Offering the same image quality and lens compatibility advantages as the D3x or EOS-1DS but in a smaller body and at a much lower weight, these are still serious cameras and are aimed primarily at professional photographers, however for the more affluent enthusiast they are a tempting proposition. Until quite recently the compact full-frame market consisted of just one model, the popular and long-serving Canon EOS 5D, launched before I started working for TR and only recently discontinued. However there are now a couple of other choices available. Canon has its EOS 5D MkII (£2100), Nikon has the D700 (£1750), but perhaps the most interesting is today's review camera, the Sony Alpha A900, launched in September last year and currently selling for around £1500 body-only. I'm not sure that a grand and a half for a camera can ever be considered good value, but it costs significantly less that its main rivals.
Although by type it is called a compact full-frame camera, there nothing particularly small about the Sony A900. The body measures 156.3 x 116.9 x 81.9mm, slightly larger than the EOS 5D MkII in all dimensions, and at a hefty 850g minus battery, memory cards or lens it's approximately 40g heavier than the Canon too. It's also quite a bit larger than the D700, although the environmentally-sealed Nikon is considerably heavier at 995g.
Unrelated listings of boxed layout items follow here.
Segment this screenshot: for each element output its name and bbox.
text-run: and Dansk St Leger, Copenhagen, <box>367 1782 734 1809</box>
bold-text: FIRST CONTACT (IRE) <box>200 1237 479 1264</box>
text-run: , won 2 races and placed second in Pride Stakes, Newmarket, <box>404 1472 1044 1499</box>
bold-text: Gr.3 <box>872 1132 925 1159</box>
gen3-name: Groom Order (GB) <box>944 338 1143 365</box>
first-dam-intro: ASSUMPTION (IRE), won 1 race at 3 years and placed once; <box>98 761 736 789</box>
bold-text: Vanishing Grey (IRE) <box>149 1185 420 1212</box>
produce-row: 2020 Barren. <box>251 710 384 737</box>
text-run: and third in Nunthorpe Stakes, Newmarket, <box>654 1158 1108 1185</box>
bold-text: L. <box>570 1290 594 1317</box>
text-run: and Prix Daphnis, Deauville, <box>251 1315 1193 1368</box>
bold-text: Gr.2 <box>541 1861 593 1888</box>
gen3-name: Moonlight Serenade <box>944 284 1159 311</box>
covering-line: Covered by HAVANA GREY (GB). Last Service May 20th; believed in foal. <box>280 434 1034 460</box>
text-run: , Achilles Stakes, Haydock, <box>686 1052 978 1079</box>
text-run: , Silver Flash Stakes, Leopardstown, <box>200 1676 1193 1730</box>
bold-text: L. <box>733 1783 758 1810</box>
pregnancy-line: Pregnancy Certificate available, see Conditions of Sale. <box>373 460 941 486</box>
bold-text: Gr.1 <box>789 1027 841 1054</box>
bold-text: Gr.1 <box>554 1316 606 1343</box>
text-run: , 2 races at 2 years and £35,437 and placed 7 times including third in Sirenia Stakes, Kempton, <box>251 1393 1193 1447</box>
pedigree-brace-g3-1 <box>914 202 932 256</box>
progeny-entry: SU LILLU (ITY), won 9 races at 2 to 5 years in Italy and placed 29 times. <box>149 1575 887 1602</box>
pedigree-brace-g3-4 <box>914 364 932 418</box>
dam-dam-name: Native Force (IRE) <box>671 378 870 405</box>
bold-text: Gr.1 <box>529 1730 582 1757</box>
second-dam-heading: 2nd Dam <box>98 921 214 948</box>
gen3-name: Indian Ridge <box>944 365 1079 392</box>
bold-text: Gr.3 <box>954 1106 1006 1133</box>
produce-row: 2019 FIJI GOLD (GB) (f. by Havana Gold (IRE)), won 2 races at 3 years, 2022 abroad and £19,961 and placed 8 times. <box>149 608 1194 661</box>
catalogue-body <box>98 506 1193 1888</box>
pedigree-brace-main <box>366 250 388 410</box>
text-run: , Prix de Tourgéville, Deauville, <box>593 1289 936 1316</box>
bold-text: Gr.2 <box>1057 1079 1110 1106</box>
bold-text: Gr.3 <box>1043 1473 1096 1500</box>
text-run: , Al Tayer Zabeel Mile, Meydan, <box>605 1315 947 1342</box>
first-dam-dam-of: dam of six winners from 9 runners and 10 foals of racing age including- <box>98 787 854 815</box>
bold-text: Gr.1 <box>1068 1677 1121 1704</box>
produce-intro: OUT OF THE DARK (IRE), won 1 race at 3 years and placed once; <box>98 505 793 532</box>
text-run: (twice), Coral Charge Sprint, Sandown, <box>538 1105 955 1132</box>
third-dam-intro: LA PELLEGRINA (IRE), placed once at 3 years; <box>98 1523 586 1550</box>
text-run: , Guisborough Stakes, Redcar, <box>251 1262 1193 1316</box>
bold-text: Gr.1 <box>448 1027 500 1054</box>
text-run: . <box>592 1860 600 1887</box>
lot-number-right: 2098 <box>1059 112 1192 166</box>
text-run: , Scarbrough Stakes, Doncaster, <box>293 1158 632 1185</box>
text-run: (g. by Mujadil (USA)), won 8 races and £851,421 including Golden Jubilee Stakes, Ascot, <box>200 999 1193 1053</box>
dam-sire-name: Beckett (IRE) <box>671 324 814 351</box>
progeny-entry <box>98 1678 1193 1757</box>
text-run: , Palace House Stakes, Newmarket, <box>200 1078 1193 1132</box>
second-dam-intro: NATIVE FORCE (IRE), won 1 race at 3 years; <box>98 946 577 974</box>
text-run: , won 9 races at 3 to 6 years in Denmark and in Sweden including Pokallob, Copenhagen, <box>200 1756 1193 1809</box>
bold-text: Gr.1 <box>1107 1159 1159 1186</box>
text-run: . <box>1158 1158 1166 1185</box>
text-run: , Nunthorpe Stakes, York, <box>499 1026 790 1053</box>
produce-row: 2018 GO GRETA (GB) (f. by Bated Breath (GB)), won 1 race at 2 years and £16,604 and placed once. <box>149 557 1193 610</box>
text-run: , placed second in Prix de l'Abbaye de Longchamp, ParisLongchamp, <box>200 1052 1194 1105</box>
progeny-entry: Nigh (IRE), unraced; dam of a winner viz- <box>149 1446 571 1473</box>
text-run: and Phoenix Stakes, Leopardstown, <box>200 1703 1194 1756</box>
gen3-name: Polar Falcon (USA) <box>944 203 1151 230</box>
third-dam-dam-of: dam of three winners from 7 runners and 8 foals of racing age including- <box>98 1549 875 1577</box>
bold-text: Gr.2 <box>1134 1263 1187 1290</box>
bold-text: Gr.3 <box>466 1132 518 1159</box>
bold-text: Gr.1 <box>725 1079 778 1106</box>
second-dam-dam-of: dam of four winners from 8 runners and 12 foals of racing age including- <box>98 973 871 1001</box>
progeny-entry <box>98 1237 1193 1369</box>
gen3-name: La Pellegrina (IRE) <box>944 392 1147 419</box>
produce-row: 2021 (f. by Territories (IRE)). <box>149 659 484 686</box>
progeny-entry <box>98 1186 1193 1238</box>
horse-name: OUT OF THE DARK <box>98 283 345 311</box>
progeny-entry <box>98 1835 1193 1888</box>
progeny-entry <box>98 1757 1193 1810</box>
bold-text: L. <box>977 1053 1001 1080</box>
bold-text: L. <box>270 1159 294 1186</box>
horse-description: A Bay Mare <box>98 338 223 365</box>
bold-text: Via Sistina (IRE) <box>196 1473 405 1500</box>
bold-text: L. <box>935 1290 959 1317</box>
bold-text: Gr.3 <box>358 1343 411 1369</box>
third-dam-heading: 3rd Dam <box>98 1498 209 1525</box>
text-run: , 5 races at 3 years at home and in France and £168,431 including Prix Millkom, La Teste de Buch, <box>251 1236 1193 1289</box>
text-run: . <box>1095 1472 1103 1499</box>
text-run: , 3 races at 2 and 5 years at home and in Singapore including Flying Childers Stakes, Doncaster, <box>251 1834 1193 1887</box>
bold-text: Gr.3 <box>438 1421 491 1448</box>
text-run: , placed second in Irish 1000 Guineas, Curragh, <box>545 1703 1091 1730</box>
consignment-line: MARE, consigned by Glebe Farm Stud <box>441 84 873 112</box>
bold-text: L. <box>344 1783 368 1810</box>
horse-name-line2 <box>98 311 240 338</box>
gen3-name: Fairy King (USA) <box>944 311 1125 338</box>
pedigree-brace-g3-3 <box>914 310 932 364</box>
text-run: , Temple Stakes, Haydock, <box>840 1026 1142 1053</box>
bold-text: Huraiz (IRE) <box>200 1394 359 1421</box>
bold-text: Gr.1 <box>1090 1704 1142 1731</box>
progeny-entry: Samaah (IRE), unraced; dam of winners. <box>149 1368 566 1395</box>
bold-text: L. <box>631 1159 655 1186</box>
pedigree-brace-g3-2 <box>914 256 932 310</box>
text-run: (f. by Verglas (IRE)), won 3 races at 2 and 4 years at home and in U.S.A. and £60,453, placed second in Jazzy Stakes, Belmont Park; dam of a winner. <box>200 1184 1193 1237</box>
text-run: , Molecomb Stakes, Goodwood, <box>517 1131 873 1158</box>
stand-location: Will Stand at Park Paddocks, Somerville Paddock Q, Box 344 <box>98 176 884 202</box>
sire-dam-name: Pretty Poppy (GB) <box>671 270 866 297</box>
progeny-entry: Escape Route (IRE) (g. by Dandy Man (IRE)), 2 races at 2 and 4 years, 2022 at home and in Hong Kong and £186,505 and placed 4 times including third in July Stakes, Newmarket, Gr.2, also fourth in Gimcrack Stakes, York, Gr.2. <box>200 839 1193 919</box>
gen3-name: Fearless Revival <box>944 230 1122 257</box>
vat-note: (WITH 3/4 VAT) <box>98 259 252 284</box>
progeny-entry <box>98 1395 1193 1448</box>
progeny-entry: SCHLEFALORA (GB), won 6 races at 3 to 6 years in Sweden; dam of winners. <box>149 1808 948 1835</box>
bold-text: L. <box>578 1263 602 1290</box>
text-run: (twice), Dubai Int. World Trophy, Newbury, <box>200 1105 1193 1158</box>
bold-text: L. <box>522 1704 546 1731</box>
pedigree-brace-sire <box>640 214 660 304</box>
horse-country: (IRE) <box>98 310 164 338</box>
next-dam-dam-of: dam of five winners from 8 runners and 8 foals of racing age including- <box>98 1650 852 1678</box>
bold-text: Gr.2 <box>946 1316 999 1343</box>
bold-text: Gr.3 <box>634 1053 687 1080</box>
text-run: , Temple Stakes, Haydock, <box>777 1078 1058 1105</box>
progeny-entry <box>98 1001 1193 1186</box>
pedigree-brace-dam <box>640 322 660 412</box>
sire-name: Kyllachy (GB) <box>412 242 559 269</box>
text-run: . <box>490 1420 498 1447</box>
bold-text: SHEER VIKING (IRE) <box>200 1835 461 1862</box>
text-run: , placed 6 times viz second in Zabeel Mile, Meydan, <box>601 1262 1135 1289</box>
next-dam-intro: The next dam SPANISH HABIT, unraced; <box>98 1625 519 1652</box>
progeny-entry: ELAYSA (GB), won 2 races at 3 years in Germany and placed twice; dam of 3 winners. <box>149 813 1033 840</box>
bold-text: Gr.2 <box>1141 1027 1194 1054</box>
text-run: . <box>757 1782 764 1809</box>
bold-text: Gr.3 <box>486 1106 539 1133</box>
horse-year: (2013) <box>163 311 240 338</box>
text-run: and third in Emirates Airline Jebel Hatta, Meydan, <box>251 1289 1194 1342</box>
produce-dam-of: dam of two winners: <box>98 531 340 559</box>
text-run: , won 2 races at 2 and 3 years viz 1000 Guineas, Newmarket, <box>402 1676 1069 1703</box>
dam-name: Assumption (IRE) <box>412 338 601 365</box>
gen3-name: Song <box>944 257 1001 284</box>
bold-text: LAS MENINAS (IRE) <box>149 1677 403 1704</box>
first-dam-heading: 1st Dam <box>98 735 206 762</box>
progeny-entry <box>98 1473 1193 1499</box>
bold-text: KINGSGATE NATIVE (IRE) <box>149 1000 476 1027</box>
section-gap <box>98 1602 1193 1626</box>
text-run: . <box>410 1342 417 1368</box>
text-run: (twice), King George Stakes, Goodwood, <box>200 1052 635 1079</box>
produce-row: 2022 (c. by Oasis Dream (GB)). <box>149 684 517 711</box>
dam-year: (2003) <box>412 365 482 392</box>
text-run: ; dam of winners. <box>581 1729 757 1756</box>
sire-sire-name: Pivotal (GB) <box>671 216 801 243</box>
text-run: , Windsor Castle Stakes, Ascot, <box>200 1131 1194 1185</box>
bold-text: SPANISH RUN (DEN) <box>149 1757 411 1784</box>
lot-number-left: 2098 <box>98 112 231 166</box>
The weight reflects the camera's robust build quality, because the A900 is designed for hard-working professional use, with a three-part magnesium alloy body over a high tensile aluminium chassis. The mirror box is carbon fibre reinforced polycarbonate resin, and the shutter mechanism is designed to last for at least 100,000 use cycles. The hatches and controls are sealed against dust and moisture, but it lacks the claimed splash resistance of some competing models.